In principle, the CCK-8 reagent contains WST-8 and 1-methoxy-5-methylphenazinium methyl sulfate (1-methoxy PMS) to evaluate the metabolic activity of viable cells. As illustrated in Figure 6, the tetrazolium-based salt, WST-8, can be reduced via a reaction with the reduced form of 1-methoxy PMS. Specifically, the mediator directly reacts with reduced nicotinamide adenine dinucleotide (NADH) and nicotinamide adenine dinucleotide phosphate (NADPH). Meanwhile, the reaction of dehydrogenase enzymes and their substrates, e.g., lactate dehydrogenase and lactic acid, triggers NAD or NADP to NADH and NADPH. Thereby, the tetrazolium salt is utilized to determine the dehydrogenase activity or a substrate of the dehydrogenase [39].

In our acellular experiments, the Zn and pre-treated Zn interfere with the formazan of CCK-8 assay (Figure 5). As shown in Figure 6, we supposed that Zn-based metals, as a reducing agent, have a strong tendency to lose electrons due to the anodic reaction. The electron-transport mediator (1-Methoxy PMS) receives these electrons from Zn and passes the electron to form the WST-8 formazan. Thus, Zn-based metals can lead to false-negative cytotoxicity results.

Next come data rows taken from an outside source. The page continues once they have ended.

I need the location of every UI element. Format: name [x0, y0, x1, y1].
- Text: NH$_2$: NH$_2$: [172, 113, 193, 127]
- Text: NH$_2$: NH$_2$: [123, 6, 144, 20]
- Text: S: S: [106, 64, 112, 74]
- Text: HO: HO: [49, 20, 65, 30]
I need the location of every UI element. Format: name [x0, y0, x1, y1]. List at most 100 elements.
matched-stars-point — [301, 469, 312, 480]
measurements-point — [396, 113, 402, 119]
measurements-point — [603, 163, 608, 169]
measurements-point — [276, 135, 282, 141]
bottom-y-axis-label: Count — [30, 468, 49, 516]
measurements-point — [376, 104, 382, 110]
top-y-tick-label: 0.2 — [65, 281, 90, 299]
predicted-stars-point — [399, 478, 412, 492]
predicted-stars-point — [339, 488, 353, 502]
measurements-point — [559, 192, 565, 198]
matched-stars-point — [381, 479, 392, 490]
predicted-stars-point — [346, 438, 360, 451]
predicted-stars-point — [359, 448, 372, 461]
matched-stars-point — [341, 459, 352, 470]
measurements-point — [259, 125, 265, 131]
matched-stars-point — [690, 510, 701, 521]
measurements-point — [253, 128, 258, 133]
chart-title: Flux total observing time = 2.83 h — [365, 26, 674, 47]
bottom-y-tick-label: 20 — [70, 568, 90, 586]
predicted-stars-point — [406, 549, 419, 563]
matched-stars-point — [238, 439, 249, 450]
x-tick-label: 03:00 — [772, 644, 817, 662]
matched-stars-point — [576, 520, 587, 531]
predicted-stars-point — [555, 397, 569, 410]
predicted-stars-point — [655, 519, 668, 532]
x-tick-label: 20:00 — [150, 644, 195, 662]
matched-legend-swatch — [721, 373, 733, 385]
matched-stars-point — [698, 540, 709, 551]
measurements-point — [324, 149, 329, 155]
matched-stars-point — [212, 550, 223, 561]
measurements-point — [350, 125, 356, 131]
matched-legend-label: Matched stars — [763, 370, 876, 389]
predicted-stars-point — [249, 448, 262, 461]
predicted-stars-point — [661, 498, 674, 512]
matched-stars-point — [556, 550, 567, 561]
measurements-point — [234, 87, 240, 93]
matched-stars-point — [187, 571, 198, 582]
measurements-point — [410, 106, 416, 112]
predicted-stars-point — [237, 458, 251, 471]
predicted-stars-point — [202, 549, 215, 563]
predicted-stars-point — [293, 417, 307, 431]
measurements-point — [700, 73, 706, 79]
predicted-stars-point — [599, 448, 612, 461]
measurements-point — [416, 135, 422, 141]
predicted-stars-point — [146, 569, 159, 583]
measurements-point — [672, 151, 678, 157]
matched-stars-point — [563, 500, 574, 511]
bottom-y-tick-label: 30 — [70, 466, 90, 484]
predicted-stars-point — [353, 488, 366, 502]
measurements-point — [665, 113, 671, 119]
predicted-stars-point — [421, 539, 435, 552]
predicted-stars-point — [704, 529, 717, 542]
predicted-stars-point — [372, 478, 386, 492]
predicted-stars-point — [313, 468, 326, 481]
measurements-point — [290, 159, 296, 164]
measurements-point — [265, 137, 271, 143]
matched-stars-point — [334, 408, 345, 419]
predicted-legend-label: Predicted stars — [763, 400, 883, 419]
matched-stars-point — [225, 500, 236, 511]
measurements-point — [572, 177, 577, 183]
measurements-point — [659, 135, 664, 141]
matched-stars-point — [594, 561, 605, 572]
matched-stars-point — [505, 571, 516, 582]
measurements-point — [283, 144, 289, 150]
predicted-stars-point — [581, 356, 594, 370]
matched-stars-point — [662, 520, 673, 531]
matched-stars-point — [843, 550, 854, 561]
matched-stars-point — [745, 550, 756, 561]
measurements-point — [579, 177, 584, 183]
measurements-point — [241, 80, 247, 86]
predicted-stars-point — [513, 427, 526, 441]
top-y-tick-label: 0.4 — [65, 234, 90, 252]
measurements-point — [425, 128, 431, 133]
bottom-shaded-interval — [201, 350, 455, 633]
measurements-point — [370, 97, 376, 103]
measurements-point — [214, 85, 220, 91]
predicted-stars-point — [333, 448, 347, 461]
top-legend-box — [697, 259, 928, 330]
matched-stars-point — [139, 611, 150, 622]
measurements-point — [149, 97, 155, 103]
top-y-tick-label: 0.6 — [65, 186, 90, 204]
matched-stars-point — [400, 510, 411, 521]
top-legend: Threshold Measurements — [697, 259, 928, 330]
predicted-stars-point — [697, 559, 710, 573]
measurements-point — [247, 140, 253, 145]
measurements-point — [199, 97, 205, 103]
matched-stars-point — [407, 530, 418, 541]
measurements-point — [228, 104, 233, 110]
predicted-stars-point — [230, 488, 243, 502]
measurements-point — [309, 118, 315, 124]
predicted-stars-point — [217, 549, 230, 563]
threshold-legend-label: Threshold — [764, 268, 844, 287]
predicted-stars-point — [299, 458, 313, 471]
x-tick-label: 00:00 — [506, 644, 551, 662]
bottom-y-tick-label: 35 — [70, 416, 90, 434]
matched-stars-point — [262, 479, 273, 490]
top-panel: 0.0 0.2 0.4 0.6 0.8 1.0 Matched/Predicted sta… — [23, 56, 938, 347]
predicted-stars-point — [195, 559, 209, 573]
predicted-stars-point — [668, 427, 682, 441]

Notably, previous cytotoxicity tests reported that the CCK-8 reagent was used to analyze cell viability and proliferation directly grown on Zn or Zn-based metallic materials [40,41]. Nevertheless, based on our results, the suitability of the CCK-8 assay in the direct contact test appears to be questionable. Meanwhile, a similar phenomenon may occur in other tetrazolium-based assays, i.e., 3-(4,5-dimethylthiazol-2-yl)-2,5-diphenyl tetrazolium bromide (MTT). It is of utmost importance to carefully check for interference in the tetrazolium-based assay and to rely on less error-prone assays, such as DNA measurement (bromodeoxyuridine incorporation assay). Therefore, our results demonstrate for the first time that biodegradable Zn-based metals interfere with the formazan of WST-8 and generate a false-negative cytotoxicity result, probably due to the anodic reaction of Zn.

5. Conclusions

Zn and its alloys are considered as promising absorbable biomaterials for temporary implants such as osteosynthesis implants and vascular stents. The in vitro cytotoxicity tests are essential methods to evaluate the potentially toxic effects in vivo. Tetrazolium-based assays such as CCK-8 are frequently used to determine cell viability due to their precision, sensitivity and easy handling. Nevertheless, our results demonstrate that direct cells cultured on Zn-based surfaces lead to apparent misleading cytotoxicity with the CCK-8 assay. Further studies are required to identify appropriate methods for the assessment of Zn cytotoxicity.